ScarecrowES, on 06 May 2016 - 10:44 AM, said:
It's actually NOT literally impossible to quantify coastline length. It's a linear distance measurement. You start at one end, and then just measure to the other. There are hundreds of possible ways to accomplish this.
However, there is NO mathematical system that will allow you to estimate the relative size of an object based on an infinite number of silhouettes of that object. Such a system does not exist. Even if it DID exist, the most such a system could give you would equate to is a value representing a simplified estimate of the total surface area of an object, excluding surface areas that do not contribute to the outer profile of the object. So effectively, you've found a very contrived way to find surface area, which is something that's already available to you in the model source.

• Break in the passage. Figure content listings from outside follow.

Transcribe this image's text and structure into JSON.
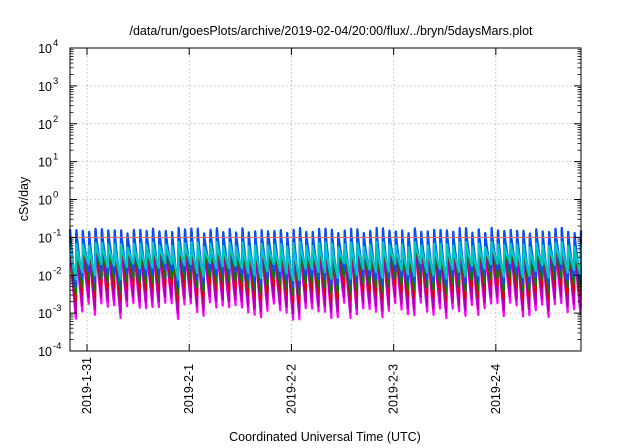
{
  "chart_data": {
    "type": "line",
    "title": "/data/run/goesPlots/archive/2019-02-04/20:00/flux/../bryn/5daysMars.plot",
    "xlabel": "Coordinated Universal Time (UTC)",
    "ylabel": "cSv/day",
    "y_scale": "log",
    "ylim": [
      0.0001,
      10000
    ],
    "y_ticks": [
      {
        "value": 0.0001,
        "base": "10",
        "exp": "-4"
      },
      {
        "value": 0.001,
        "base": "10",
        "exp": "-3"
      },
      {
        "value": 0.01,
        "base": "10",
        "exp": "-2"
      },
      {
        "value": 0.1,
        "base": "10",
        "exp": "-1"
      },
      {
        "value": 1,
        "base": "10",
        "exp": "0"
      },
      {
        "value": 10,
        "base": "10",
        "exp": "1"
      },
      {
        "value": 100,
        "base": "10",
        "exp": "2"
      },
      {
        "value": 1000,
        "base": "10",
        "exp": "3"
      },
      {
        "value": 10000,
        "base": "10",
        "exp": "4"
      }
    ],
    "x_range": [
      "2019-01-30T20:00",
      "2019-02-04T20:00"
    ],
    "x_ticks": [
      "2019-1-31",
      "2019-2-1",
      "2019-2-2",
      "2019-2-3",
      "2019-2-4"
    ],
    "grid": true,
    "legend": "none",
    "oscillation": {
      "period_hours": 1.5,
      "peak_min": 0.12,
      "peak_max": 0.17,
      "trough_min": 0.0012,
      "trough_max": 0.0035
    },
    "series": [
      {
        "color": "#ff00ff",
        "peak_factor": 0.55,
        "trough_factor": 0.55
      },
      {
        "color": "#b000b0",
        "peak_factor": 0.7,
        "trough_factor": 0.8
      },
      {
        "color": "#e00000",
        "peak_factor": 1.0,
        "trough_factor": 1.6
      },
      {
        "color": "#008000",
        "peak_factor": 0.9,
        "trough_factor": 2.5
      },
      {
        "color": "#0050ff",
        "peak_factor": 1.05,
        "trough_factor": 4.0
      },
      {
        "color": "#00c8c8",
        "peak_factor": 0.45,
        "trough_factor": 6.0
      }
    ],
    "reference_line": {
      "value": 0.1,
      "color": "#ff6060"
    }
  }
}
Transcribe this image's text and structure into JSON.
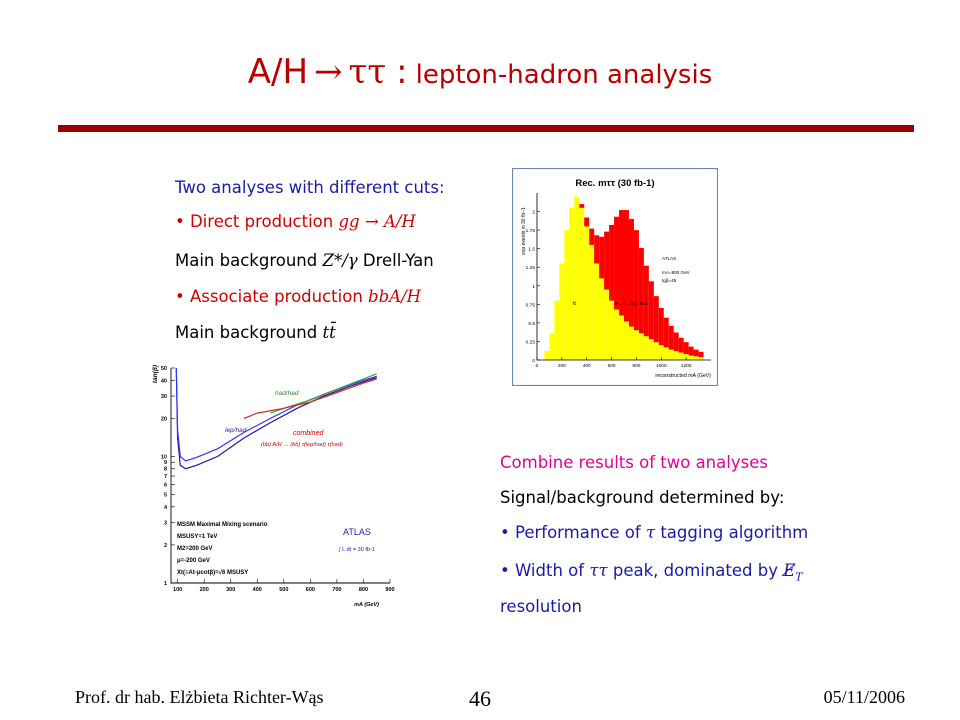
{
  "slide": {
    "title": {
      "part1": "A/H",
      "arrow": "→",
      "part2": "ττ",
      "colon": ":",
      "part3": "lepton-hadron analysis"
    },
    "left_text": {
      "heading": "Two analyses with different cuts:",
      "bullet1_prefix": "• Direct production",
      "bullet1_math": "gg → A/H",
      "bg1_prefix": "Main background",
      "bg1_math": "Z*/γ",
      "bg1_suffix": "Drell-Yan",
      "bullet2_prefix": "• Associate production",
      "bullet2_math": "bbA/H",
      "bg2_prefix": "Main background",
      "bg2_math": "tt̄"
    },
    "right_text": {
      "line1": "Combine results of two analyses",
      "line2": "Signal/background determined by:",
      "line3_prefix": "• Performance of",
      "line3_math": "τ",
      "line3_suffix": "tagging algorithm",
      "line4_prefix": "• Width of",
      "line4_math": "ττ",
      "line4_mid": "peak, dominated by",
      "line4_math2": "E̸",
      "line4_sub": "T",
      "line5": "resolution"
    },
    "footer": {
      "author": "Prof. dr hab. Elżbieta Richter-Wąs",
      "page": "46",
      "date": "05/11/2006"
    }
  },
  "chart_data": [
    {
      "type": "bar",
      "title": "Rec. mττ  (30 fb-1)",
      "xlabel": "reconstructed mA (GeV)",
      "ylabel": "exp events in 30 fb−1",
      "xlim": [
        0,
        1400
      ],
      "ylim": [
        0,
        2.25
      ],
      "xticks": [
        "0",
        "200",
        "400",
        "600",
        "800",
        "1000",
        "1200"
      ],
      "yticks": [
        "0",
        "0.25",
        "0.5",
        "0.75",
        "1",
        "1.25",
        "1.5",
        "1.75",
        "2"
      ],
      "annotations": [
        "ATLAS",
        "mA=800 GeV",
        "tgβ=45",
        "tt",
        "A→ττ→lep/ had"
      ],
      "series": [
        {
          "name": "tt",
          "color": "#ffff00",
          "bin_width": 40,
          "x": [
            80,
            120,
            160,
            200,
            240,
            280,
            320,
            360,
            400,
            440,
            480,
            520,
            560,
            600,
            640,
            680,
            720,
            760,
            800,
            840,
            880,
            920,
            960,
            1000,
            1040,
            1080,
            1120,
            1160,
            1200,
            1240,
            1280,
            1320
          ],
          "values": [
            0.12,
            0.35,
            0.8,
            1.3,
            1.75,
            2.05,
            2.2,
            2.05,
            1.8,
            1.55,
            1.3,
            1.1,
            0.95,
            0.8,
            0.68,
            0.6,
            0.52,
            0.45,
            0.4,
            0.36,
            0.32,
            0.28,
            0.24,
            0.2,
            0.17,
            0.14,
            0.12,
            0.1,
            0.08,
            0.06,
            0.05,
            0.04
          ]
        },
        {
          "name": "A→ττ→lep/ had",
          "color": "#ff0000",
          "bin_width": 40,
          "x": [
            360,
            400,
            440,
            480,
            520,
            560,
            600,
            640,
            680,
            720,
            760,
            800,
            840,
            880,
            920,
            960,
            1000,
            1040,
            1080,
            1120,
            1160,
            1200,
            1240,
            1280,
            1320
          ],
          "values": [
            0.05,
            0.12,
            0.22,
            0.38,
            0.56,
            0.78,
            1.02,
            1.25,
            1.42,
            1.5,
            1.45,
            1.35,
            1.15,
            0.95,
            0.78,
            0.62,
            0.5,
            0.4,
            0.32,
            0.25,
            0.2,
            0.16,
            0.12,
            0.09,
            0.07
          ]
        }
      ]
    },
    {
      "type": "line",
      "xlabel": "mA (GeV)",
      "ylabel": "tan(β)",
      "xlim": [
        75,
        900
      ],
      "ylim": [
        1,
        50
      ],
      "yscale": "log",
      "xticks": [
        "100",
        "200",
        "300",
        "400",
        "500",
        "600",
        "700",
        "800",
        "900"
      ],
      "yticks": [
        "1",
        "2",
        "3",
        "4",
        "5",
        "6",
        "7",
        "8",
        "9",
        "10",
        "20",
        "30",
        "40",
        "50"
      ],
      "annotations": [
        "had/had",
        "lep/had",
        "combined",
        "(bb) A/H → (bb) τ(lep/had) τ(had)",
        "ATLAS",
        "∫ L dt = 30 fb-1"
      ],
      "legend_box": [
        "MSSM Maximal Mixing scenario",
        "MSUSY=1 TeV",
        "M2=200 GeV",
        "μ=-200 GeV",
        "Xt(≡At-μcotβ)=√6 MSUSY"
      ],
      "series": [
        {
          "name": "combined",
          "color": "#1a1a99",
          "x": [
            95,
            100,
            110,
            130,
            170,
            250,
            350,
            450,
            550,
            650,
            750,
            850
          ],
          "y": [
            50,
            14,
            8.5,
            8,
            8.5,
            10,
            14,
            18.5,
            24,
            30,
            36,
            42
          ]
        },
        {
          "name": "lep/had",
          "color": "#3333ff",
          "x": [
            95,
            100,
            110,
            130,
            170,
            250,
            350,
            450,
            550,
            650,
            750,
            850
          ],
          "y": [
            50,
            16,
            10,
            9.2,
            9.8,
            11.5,
            15.5,
            20,
            25.5,
            31,
            37,
            43
          ]
        },
        {
          "name": "had/had",
          "color": "#33aa33",
          "x": [
            450,
            500,
            600,
            700,
            800,
            850
          ],
          "y": [
            22,
            24,
            28,
            34,
            41,
            45
          ]
        },
        {
          "name": "(bb) A/H → (bb) τ(lep/had) τ(had)",
          "color": "#dd2222",
          "x": [
            350,
            400,
            500,
            600,
            700,
            800,
            850
          ],
          "y": [
            20,
            22,
            24,
            27,
            32,
            38,
            41
          ]
        }
      ]
    }
  ]
}
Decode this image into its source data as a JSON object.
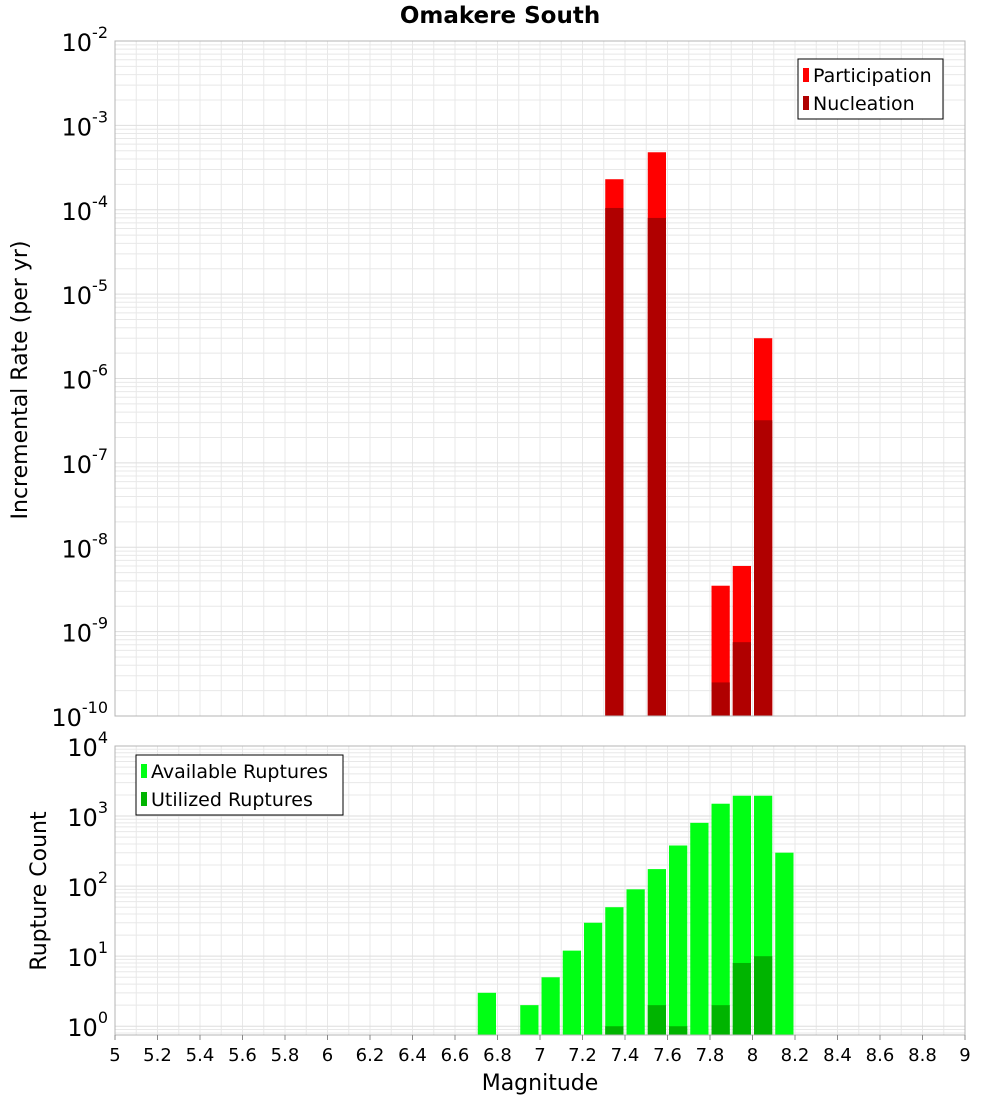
{
  "title": "Omakere South",
  "colors": {
    "participation": "#ff0000",
    "nucleation": "#b00000",
    "available": "#00ff14",
    "utilized": "#00b400",
    "grid": "#e8e8e8",
    "frame": "#b4b4b4"
  },
  "chart_data": [
    {
      "type": "bar",
      "yscale": "log",
      "title": "Omakere South",
      "ylabel": "Incremental Rate (per yr)",
      "xlabel": "",
      "xlim": [
        5,
        9
      ],
      "ylim": [
        1e-10,
        0.01
      ],
      "y_tick_exponents": [
        "-10",
        "-9",
        "-8",
        "-7",
        "-6",
        "-5",
        "-4",
        "-3",
        "-2"
      ],
      "y_tick_base": "10",
      "legend_position": "top-right",
      "bin_width": 0.1,
      "series": [
        {
          "name": "Participation",
          "color": "#ff0000",
          "points": [
            {
              "x": 7.35,
              "y": 0.00023
            },
            {
              "x": 7.55,
              "y": 0.00048
            },
            {
              "x": 7.85,
              "y": 3.5e-09
            },
            {
              "x": 7.95,
              "y": 6e-09
            },
            {
              "x": 8.05,
              "y": 3e-06
            }
          ]
        },
        {
          "name": "Nucleation",
          "color": "#b00000",
          "points": [
            {
              "x": 7.35,
              "y": 0.000105
            },
            {
              "x": 7.55,
              "y": 8e-05
            },
            {
              "x": 7.85,
              "y": 2.5e-10
            },
            {
              "x": 7.95,
              "y": 7.5e-10
            },
            {
              "x": 8.05,
              "y": 3.2e-07
            }
          ]
        }
      ]
    },
    {
      "type": "bar",
      "yscale": "log",
      "title": "",
      "ylabel": "Rupture Count",
      "xlabel": "Magnitude",
      "xlim": [
        5,
        9
      ],
      "ylim": [
        0.75,
        10000
      ],
      "y_tick_exponents": [
        "0",
        "1",
        "2",
        "3",
        "4"
      ],
      "y_tick_base": "10",
      "x_ticks": [
        "5",
        "5.2",
        "5.4",
        "5.6",
        "5.8",
        "6",
        "6.2",
        "6.4",
        "6.6",
        "6.8",
        "7",
        "7.2",
        "7.4",
        "7.6",
        "7.8",
        "8",
        "8.2",
        "8.4",
        "8.6",
        "8.8",
        "9"
      ],
      "legend_position": "top-left",
      "bin_width": 0.1,
      "series": [
        {
          "name": "Available Ruptures",
          "color": "#00ff14",
          "points": [
            {
              "x": 6.75,
              "y": 3
            },
            {
              "x": 6.95,
              "y": 2
            },
            {
              "x": 7.05,
              "y": 5
            },
            {
              "x": 7.15,
              "y": 12
            },
            {
              "x": 7.25,
              "y": 30
            },
            {
              "x": 7.35,
              "y": 50
            },
            {
              "x": 7.45,
              "y": 90
            },
            {
              "x": 7.55,
              "y": 175
            },
            {
              "x": 7.65,
              "y": 380
            },
            {
              "x": 7.75,
              "y": 800
            },
            {
              "x": 7.85,
              "y": 1500
            },
            {
              "x": 7.95,
              "y": 1950
            },
            {
              "x": 8.05,
              "y": 1950
            },
            {
              "x": 8.15,
              "y": 300
            }
          ]
        },
        {
          "name": "Utilized Ruptures",
          "color": "#00b400",
          "points": [
            {
              "x": 7.35,
              "y": 1
            },
            {
              "x": 7.55,
              "y": 2
            },
            {
              "x": 7.65,
              "y": 1
            },
            {
              "x": 7.85,
              "y": 2
            },
            {
              "x": 7.95,
              "y": 8
            },
            {
              "x": 8.05,
              "y": 10
            }
          ]
        }
      ]
    }
  ]
}
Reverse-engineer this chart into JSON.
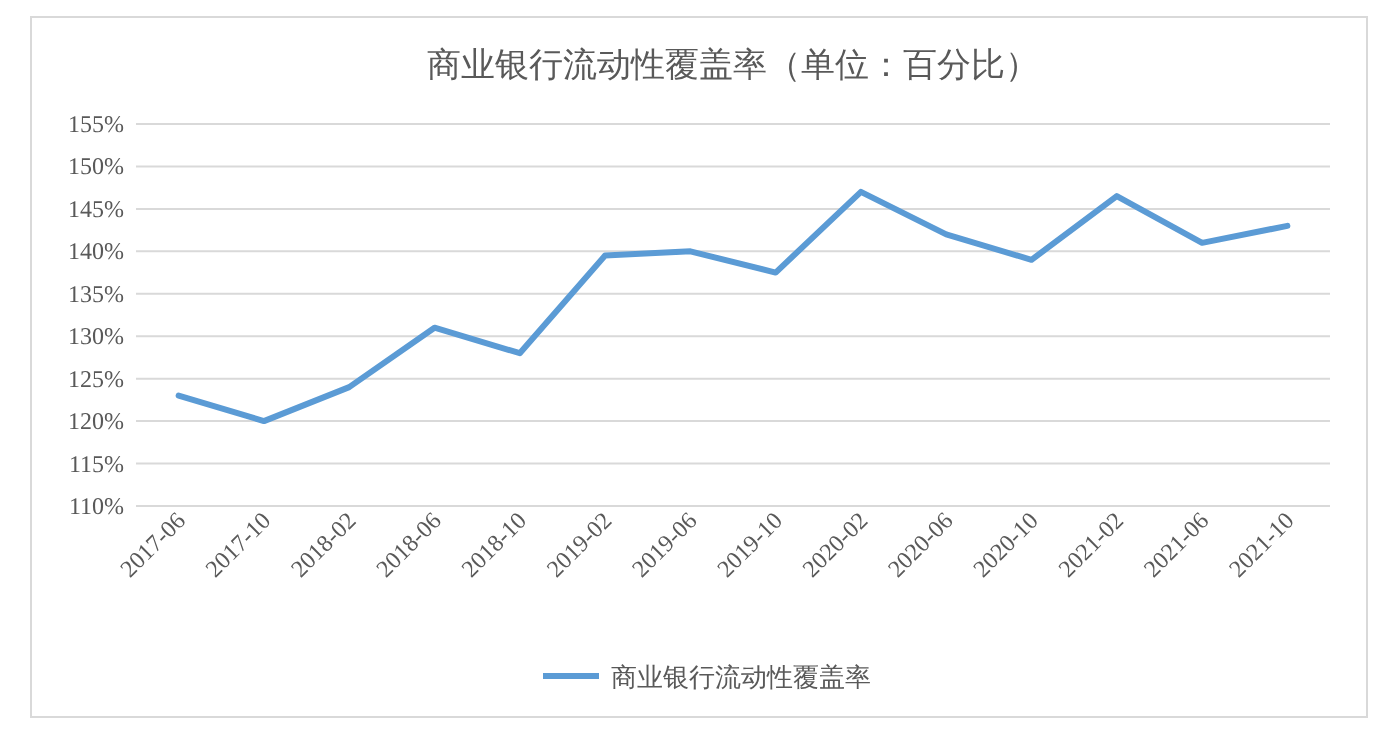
{
  "chart_data": {
    "type": "line",
    "title": "商业银行流动性覆盖率（单位：百分比）",
    "categories": [
      "2017-06",
      "2017-10",
      "2018-02",
      "2018-06",
      "2018-10",
      "2019-02",
      "2019-06",
      "2019-10",
      "2020-02",
      "2020-06",
      "2020-10",
      "2021-02",
      "2021-06",
      "2021-10"
    ],
    "series": [
      {
        "name": "商业银行流动性覆盖率",
        "color": "#5b9bd5",
        "values": [
          123,
          120,
          124,
          131,
          128,
          139.5,
          140,
          137.5,
          147,
          142,
          139,
          146.5,
          141,
          143
        ]
      }
    ],
    "ylim": [
      110,
      155
    ],
    "yticks": [
      {
        "value": 110,
        "label": "110%"
      },
      {
        "value": 115,
        "label": "115%"
      },
      {
        "value": 120,
        "label": "120%"
      },
      {
        "value": 125,
        "label": "125%"
      },
      {
        "value": 130,
        "label": "130%"
      },
      {
        "value": 135,
        "label": "135%"
      },
      {
        "value": 140,
        "label": "140%"
      },
      {
        "value": 145,
        "label": "145%"
      },
      {
        "value": 150,
        "label": "150%"
      },
      {
        "value": 155,
        "label": "155%"
      }
    ],
    "grid": "y",
    "legend": "bottom",
    "marker": "none",
    "line_style": "solid"
  }
}
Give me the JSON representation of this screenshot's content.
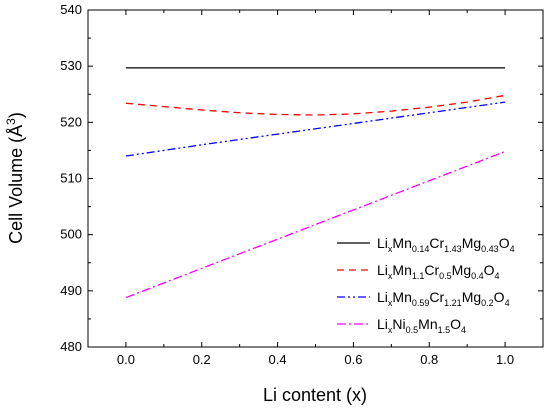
{
  "chart_data": {
    "type": "line",
    "xlabel": "Li content (x)",
    "ylabel_main": "Cell Volume (Å",
    "ylabel_sup": "3",
    "ylabel_end": ")",
    "xlim": [
      -0.1,
      1.1
    ],
    "ylim": [
      480,
      540
    ],
    "xticks": [
      0.0,
      0.2,
      0.4,
      0.6,
      0.8,
      1.0
    ],
    "xtick_labels": [
      "0.0",
      "0.2",
      "0.4",
      "0.6",
      "0.8",
      "1.0"
    ],
    "yticks": [
      480,
      490,
      500,
      510,
      520,
      530,
      540
    ],
    "ytick_labels": [
      "480",
      "490",
      "500",
      "510",
      "520",
      "530",
      "540"
    ],
    "grid": false,
    "legend_position": "bottom-right",
    "series": [
      {
        "legend": [
          [
            "Li",
            ""
          ],
          [
            "x",
            "sub"
          ],
          [
            "Mn",
            ""
          ],
          [
            "0.14",
            "sub"
          ],
          [
            "Cr",
            ""
          ],
          [
            "1.43",
            "sub"
          ],
          [
            "Mg",
            ""
          ],
          [
            "0.43",
            "sub"
          ],
          [
            "O",
            ""
          ],
          [
            "4",
            "sub"
          ]
        ],
        "color": "#000000",
        "dash": "",
        "x": [
          0.0,
          0.2,
          0.4,
          0.6,
          0.8,
          1.0
        ],
        "y": [
          529.7,
          529.7,
          529.7,
          529.7,
          529.7,
          529.7
        ]
      },
      {
        "legend": [
          [
            "Li",
            ""
          ],
          [
            "x",
            "sub"
          ],
          [
            "Mn",
            ""
          ],
          [
            "1.1",
            "sub"
          ],
          [
            "Cr",
            ""
          ],
          [
            "0.5",
            "sub"
          ],
          [
            "Mg",
            ""
          ],
          [
            "0.4",
            "sub"
          ],
          [
            "O",
            ""
          ],
          [
            "4",
            "sub"
          ]
        ],
        "color": "#ff0000",
        "dash": "7,5",
        "x": [
          0.0,
          0.1,
          0.2,
          0.3,
          0.4,
          0.5,
          0.6,
          0.7,
          0.8,
          0.9,
          1.0
        ],
        "y": [
          523.4,
          522.8,
          522.2,
          521.7,
          521.4,
          521.3,
          521.5,
          522.0,
          522.7,
          523.6,
          524.8
        ]
      },
      {
        "legend": [
          [
            "Li",
            ""
          ],
          [
            "x",
            "sub"
          ],
          [
            "Mn",
            ""
          ],
          [
            "0.59",
            "sub"
          ],
          [
            "Cr",
            ""
          ],
          [
            "1.21",
            "sub"
          ],
          [
            "Mg",
            ""
          ],
          [
            "0.2",
            "sub"
          ],
          [
            "O",
            ""
          ],
          [
            "4",
            "sub"
          ]
        ],
        "color": "#0000ff",
        "dash": "8,3,2,3,2,3",
        "x": [
          0.0,
          0.2,
          0.4,
          0.6,
          0.8,
          1.0
        ],
        "y": [
          514.0,
          516.0,
          517.9,
          519.8,
          521.7,
          523.6
        ]
      },
      {
        "legend": [
          [
            "Li",
            ""
          ],
          [
            "x",
            "sub"
          ],
          [
            "Ni",
            ""
          ],
          [
            "0.5",
            "sub"
          ],
          [
            "Mn",
            ""
          ],
          [
            "1.5",
            "sub"
          ],
          [
            "O",
            ""
          ],
          [
            "4",
            "sub"
          ]
        ],
        "color": "#ff00ff",
        "dash": "9,3,2,3",
        "x": [
          0.0,
          0.2,
          0.4,
          0.6,
          0.8,
          1.0
        ],
        "y": [
          488.8,
          494.0,
          499.2,
          504.4,
          509.6,
          514.8
        ]
      }
    ]
  }
}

And since math tells us there is direct correlation between the surface area of an object and its volume, and given that your "profile scan" excludes any surface area of the object that will not contribute directly to volume, not only will you end up with the same relative scale regardless of which of the 3 methods you used - the profile estimate, surface area, or volume - but the ratio you came up with in the profile scan will actually sit much closer to volume than it does surface area. Regardless, volume will end up being the reference that is both the most accurate and the one with the least possible deviation from standards caused by erroneous surfaces.
So like I said... over and over... it doesn't really matter what you use. If you apply a standard which is based in actual math and takes the entirety of the model into consideration to all mechs - no matter which standard you use, the relative sizes of all mechs will end up the same. This mech will always be larger than that mech, and that mech will always be smaller than this mech, and so on. The ABSOLUTE sizes of those mechs may vary depending on the method used and the starting reference point, but the relative sizes will be the same no matter what.
The only way you get out of the Blackjack getting bigger is if you eyeball every mech... you don't apply a standard and look at mechs subjectively. So basically balance by Paul.
All of the methods you conveniently forgot to mention give a different result. I'm not sure if you're aware, but coastlines aren't straight and they don't just roll out a giant tape measure to get the right number, they don"t even measure the same at different times of the day. Coastlines are measured point to point and that will produce completely different numbers depending on how many points you use to measure and exactly where you place them, making it the perfect comparison to my proposed measurement, so try again.
As far as your pseudo-mathematical drivel goes, do you really believe that the numbers would resolve the same as total surface area, when half of most mech's features don't even contribute to the profile unless they happen to be sticking out to a side when you're looking at them? Those little bits tacked on to mech torsos like arms, guns, legs, they all have very high surface areas compared to the whole thing especially when looking at the combined total, but they add very little to the profile, only about one and a half leg and and a fraction of everything else on average.
Please come up with a mathematical proof if you think there's a direct correlation between total surface area and profile, otherwise stop spouting nonsense. I'll give you one hint, it doesn't exist because there is no such thing.
About the Blackjack specifically, I don't particularly care if it gets bigger or smaller, I have hundreds of mechs so I'm not going to worry that one of them might be a little weaker. What I am worried about is PGI rescaling all the mechs in a way that might make entire weight classes useless and will completely screw over chassis whose size are the only thing they have going for them. But of course being a mathematical genius as you are, surely you already saw the big picture, right?
Edited by Satan n stuff, 06 May 2016 - 01:56 PM.